Белоснежка несколько раз перечитала письма с «глубочайшими извинениями». Гномы уверяли ее в «искренней дружбе», просили «простить их за необдуманные письма, написанные сгоряча», горячо клялись, что такое больше не повторится, и всячески посыпали голову пеплом.
– Странно, обычно они писали небрежно, а здесь все буквы такие ровные, красивые! – удивилась Белоснежка, сравнивая почерки. – Раньше они писали одно письмо на всех, а тут семь одинаковых…
– Каждый решил лично попросить прощения, – кротко заметил Фей. – В порыве единодушия.
Ага, единодушия! Когда мы пришли к гномам снова, на их лицах было такое уныние, что я на всякий случай их пересчитала. Шесть? Как шесть? Где седьмой?
– Не выдержал! – буркнул гном в синем, пряча глаза. Мне стало как-то не по себе.
– Приношу свои глубокие соболезнования, – вздохнула я, прикидывая, что не хватает самого маленького, фиолетового.
– Не стоит… Он сейчас в лучшем месте и в лучшем положении, чем мы все, – угрюмо заметил красный, с сожалением глядя на пустой стульчик.
Дверь открылась, и на пороге появился… фиолетовый:
– Там засорилось. Я палкой чистил! Еле пробил! – радостно воскликнул он, но радость его померкла, когда он увидел нас.
– Письмо для Белоснежки! – заявил зеленый, протягивая мне мятую бумажку, где было написано:
«Эй ты! Прасти нас, пажалуйста! Мы больше не будим! Гномы».
– Я вижу, что все тут шибко грамотные, – ядовито заметил котишка, глядя на мрачные лица гномов.
Котофей запрыгнул на стол и торжественно объявил, что в связи с поголовной безграмотностью среди гномьего населения он решил провести тотальный диктант, по результатам которого выживут лишь самые грамотные. В прямом смысле этого слова.
– Дорогие гномы! Вот и подошел к концу наш учебный план. Потому сейчас мы дружно сядем и напишем небольшой диктант. Доставайте листочки, перья, прячьте учебники, садитесь ровно. Диктант называется «Приносим свои глубочайшие извинения, уважаемая Белоснежка!». Пересдачи не будет! Поэтому пишем сразу красиво, аккуратно и грамотно! У соседей не списывать! За списывание я, как добрый учитель, сразу выкалываю глазик! Так что вспоминаем все правила и пишем молча. Если вам что-то непонятно, поднимайте руку вверх и ждете, когда я обращу на вас внимание.
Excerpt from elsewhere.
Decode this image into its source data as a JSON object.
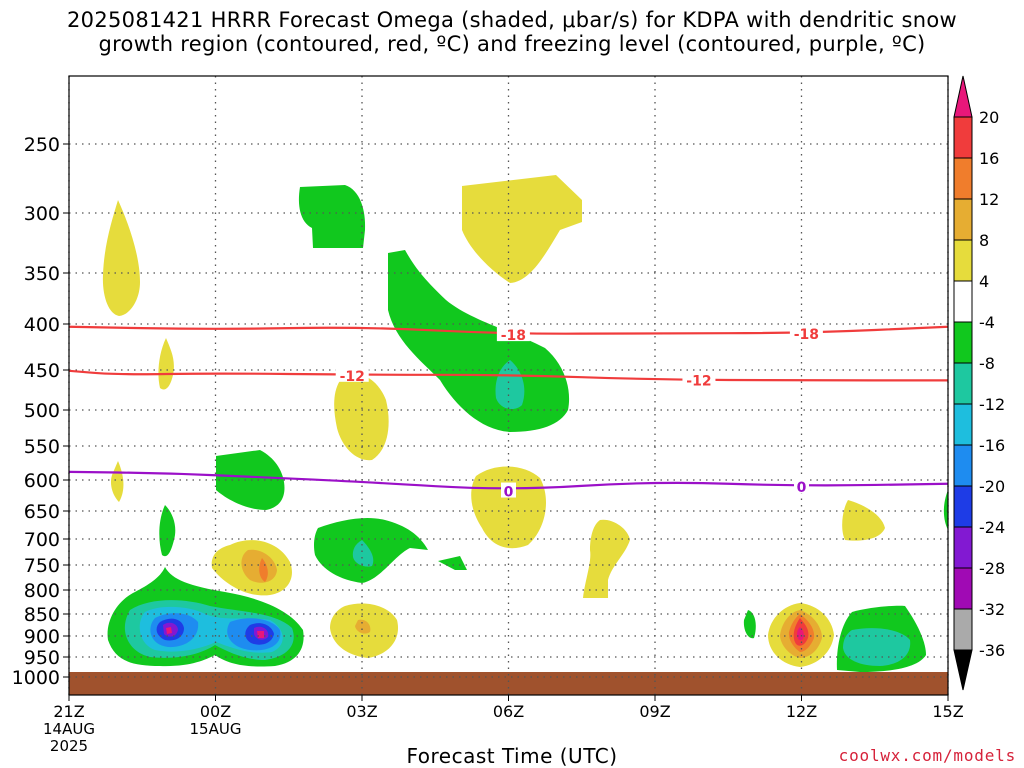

Обращаться ко мне исключительно на «вы» или Летифер Фердинандович.
Я потухала, чувствуя, что с таким именем-отчеством нужно работать только в детсадовской логопедической группе. «Фе-фе-фел Фе-фе-на-на-вись». Дети раньше научатся самостоятельно завязывать шнурки и убирать за собой, чем выговорят имя воспитателя.
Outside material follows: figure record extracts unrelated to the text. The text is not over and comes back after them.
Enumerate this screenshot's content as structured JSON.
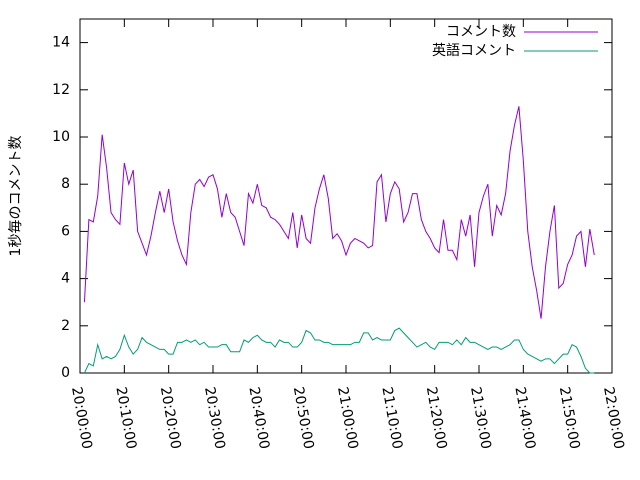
{
  "chart_data": {
    "type": "line",
    "y_label": "1秒毎のコメント数",
    "xlim": [
      "20:00:00",
      "22:00:00"
    ],
    "xticks": [
      "20:00:00",
      "20:10:00",
      "20:20:00",
      "20:30:00",
      "20:40:00",
      "20:50:00",
      "21:00:00",
      "21:10:00",
      "21:20:00",
      "21:30:00",
      "21:40:00",
      "21:50:00",
      "22:00:00"
    ],
    "ylim": [
      0,
      15
    ],
    "yticks": [
      0,
      2,
      4,
      6,
      8,
      10,
      12,
      14
    ],
    "legend": "top-right",
    "x": [
      "20:01:00",
      "20:02:00",
      "20:03:00",
      "20:04:00",
      "20:05:00",
      "20:06:00",
      "20:07:00",
      "20:08:00",
      "20:09:00",
      "20:10:00",
      "20:11:00",
      "20:12:00",
      "20:13:00",
      "20:14:00",
      "20:15:00",
      "20:16:00",
      "20:17:00",
      "20:18:00",
      "20:19:00",
      "20:20:00",
      "20:21:00",
      "20:22:00",
      "20:23:00",
      "20:24:00",
      "20:25:00",
      "20:26:00",
      "20:27:00",
      "20:28:00",
      "20:29:00",
      "20:30:00",
      "20:31:00",
      "20:32:00",
      "20:33:00",
      "20:34:00",
      "20:35:00",
      "20:36:00",
      "20:37:00",
      "20:38:00",
      "20:39:00",
      "20:40:00",
      "20:41:00",
      "20:42:00",
      "20:43:00",
      "20:44:00",
      "20:45:00",
      "20:46:00",
      "20:47:00",
      "20:48:00",
      "20:49:00",
      "20:50:00",
      "20:51:00",
      "20:52:00",
      "20:53:00",
      "20:54:00",
      "20:55:00",
      "20:56:00",
      "20:57:00",
      "20:58:00",
      "20:59:00",
      "21:00:00",
      "21:01:00",
      "21:02:00",
      "21:03:00",
      "21:04:00",
      "21:05:00",
      "21:06:00",
      "21:07:00",
      "21:08:00",
      "21:09:00",
      "21:10:00",
      "21:11:00",
      "21:12:00",
      "21:13:00",
      "21:14:00",
      "21:15:00",
      "21:16:00",
      "21:17:00",
      "21:18:00",
      "21:19:00",
      "21:20:00",
      "21:21:00",
      "21:22:00",
      "21:23:00",
      "21:24:00",
      "21:25:00",
      "21:26:00",
      "21:27:00",
      "21:28:00",
      "21:29:00",
      "21:30:00",
      "21:31:00",
      "21:32:00",
      "21:33:00",
      "21:34:00",
      "21:35:00",
      "21:36:00",
      "21:37:00",
      "21:38:00",
      "21:39:00",
      "21:40:00",
      "21:41:00",
      "21:42:00",
      "21:43:00",
      "21:44:00",
      "21:45:00",
      "21:46:00",
      "21:47:00",
      "21:48:00",
      "21:49:00",
      "21:50:00",
      "21:51:00",
      "21:52:00",
      "21:53:00",
      "21:54:00",
      "21:55:00",
      "21:56:00"
    ],
    "series": [
      {
        "name": "コメント数",
        "color": "#9400d3",
        "values": [
          3.0,
          6.5,
          6.4,
          7.5,
          10.1,
          8.7,
          6.8,
          6.5,
          6.3,
          8.9,
          8.0,
          8.6,
          6.0,
          5.5,
          5.0,
          5.8,
          6.8,
          7.7,
          6.8,
          7.8,
          6.4,
          5.6,
          5.0,
          4.6,
          6.8,
          8.0,
          8.2,
          7.9,
          8.3,
          8.4,
          7.8,
          6.6,
          7.6,
          6.8,
          6.6,
          6.0,
          5.4,
          7.6,
          7.2,
          8.0,
          7.1,
          7.0,
          6.6,
          6.5,
          6.3,
          6.0,
          5.7,
          6.8,
          5.3,
          6.7,
          5.7,
          5.5,
          7.0,
          7.8,
          8.4,
          7.4,
          5.7,
          5.9,
          5.6,
          5.0,
          5.5,
          5.7,
          5.6,
          5.5,
          5.3,
          5.4,
          8.1,
          8.4,
          6.4,
          7.6,
          8.1,
          7.8,
          6.4,
          6.8,
          7.6,
          7.6,
          6.5,
          6.0,
          5.7,
          5.3,
          5.1,
          6.5,
          5.2,
          5.2,
          4.8,
          6.5,
          5.8,
          6.7,
          4.5,
          6.8,
          7.5,
          8.0,
          5.8,
          7.1,
          6.7,
          7.6,
          9.4,
          10.5,
          11.3,
          9.0,
          6.0,
          4.5,
          3.5,
          2.3,
          4.5,
          6.0,
          7.1,
          3.6,
          3.8,
          4.6,
          5.0,
          5.8,
          6.0,
          4.5,
          6.1,
          5.0
        ]
      },
      {
        "name": "英語コメント",
        "color": "#009e73",
        "values": [
          0.0,
          0.4,
          0.3,
          1.2,
          0.6,
          0.7,
          0.6,
          0.7,
          1.0,
          1.6,
          1.1,
          0.8,
          1.0,
          1.5,
          1.3,
          1.2,
          1.1,
          1.0,
          1.0,
          0.8,
          0.8,
          1.3,
          1.3,
          1.4,
          1.3,
          1.4,
          1.2,
          1.3,
          1.1,
          1.1,
          1.1,
          1.2,
          1.2,
          0.9,
          0.9,
          0.9,
          1.4,
          1.3,
          1.5,
          1.6,
          1.4,
          1.3,
          1.3,
          1.1,
          1.4,
          1.3,
          1.3,
          1.1,
          1.1,
          1.3,
          1.8,
          1.7,
          1.4,
          1.4,
          1.3,
          1.3,
          1.2,
          1.2,
          1.2,
          1.2,
          1.2,
          1.3,
          1.3,
          1.7,
          1.7,
          1.4,
          1.5,
          1.4,
          1.4,
          1.4,
          1.8,
          1.9,
          1.7,
          1.5,
          1.3,
          1.1,
          1.2,
          1.3,
          1.1,
          1.0,
          1.3,
          1.3,
          1.3,
          1.2,
          1.4,
          1.2,
          1.5,
          1.3,
          1.3,
          1.2,
          1.1,
          1.0,
          1.1,
          1.1,
          1.0,
          1.1,
          1.2,
          1.4,
          1.4,
          1.0,
          0.8,
          0.7,
          0.6,
          0.5,
          0.6,
          0.6,
          0.4,
          0.6,
          0.8,
          0.8,
          1.2,
          1.1,
          0.7,
          0.2,
          0.0,
          0.0
        ]
      }
    ]
  }
}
– Мышка, не смотри на меня так, словно я раньше в гестапо работал. Я, между прочим, два года жил у одинокой школьной учительницы! – заметил котофей, царапая когтями столешницу.
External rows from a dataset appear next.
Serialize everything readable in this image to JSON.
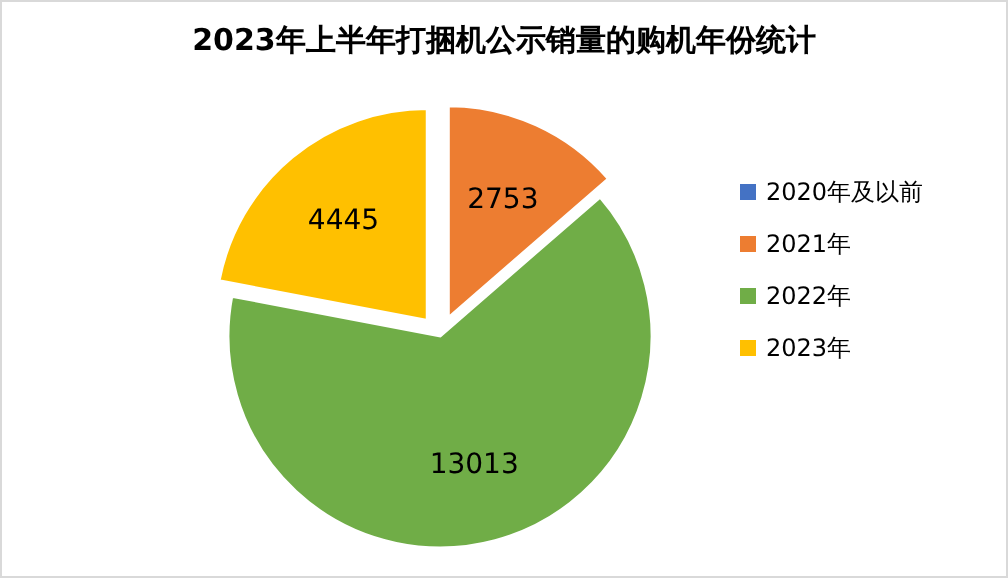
{
  "chart_data": {
    "type": "pie",
    "title": "2023年上半年打捆机公示销量的购机年份统计",
    "categories": [
      "2020年及以前",
      "2021年",
      "2022年",
      "2023年"
    ],
    "values": [
      0,
      2753,
      13013,
      4445
    ],
    "colors": [
      "#4472c4",
      "#ed7d31",
      "#70ad47",
      "#ffc000"
    ],
    "value_labels": [
      null,
      "2753",
      "13013",
      "4445"
    ],
    "legend": "right"
  }
}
На лицах сопящих от усердия гномов была написана простая истина: «Кто-то приносит радость, приходя в жизнь, а кто-то – сваливая из нее». Так вот, мы с Феем были больше по второй части. Насчет меня они еще сомневались, а вот насчет Летифера Фердинандовича были единодушны.
– Итак, Единый Гномий Экзамен, в простонародье ЕГЭ, окончен. Сдаем работы. Время вышло, – заявил котишка, пока я собирала листочки. – А теперь до свидания. Я не прощаю и не прощаюсь.
При воспоминаниях о ЕГЭ по моим губам поползла довольная улыбка. Белоснежка еще раз недоверчиво прочитала «извинения», а потом взглянула на портрет своего принца. Я его узнала, он висел в нижнем ряду Аллеи славы нашего замка. Жаль… Искренне жаль…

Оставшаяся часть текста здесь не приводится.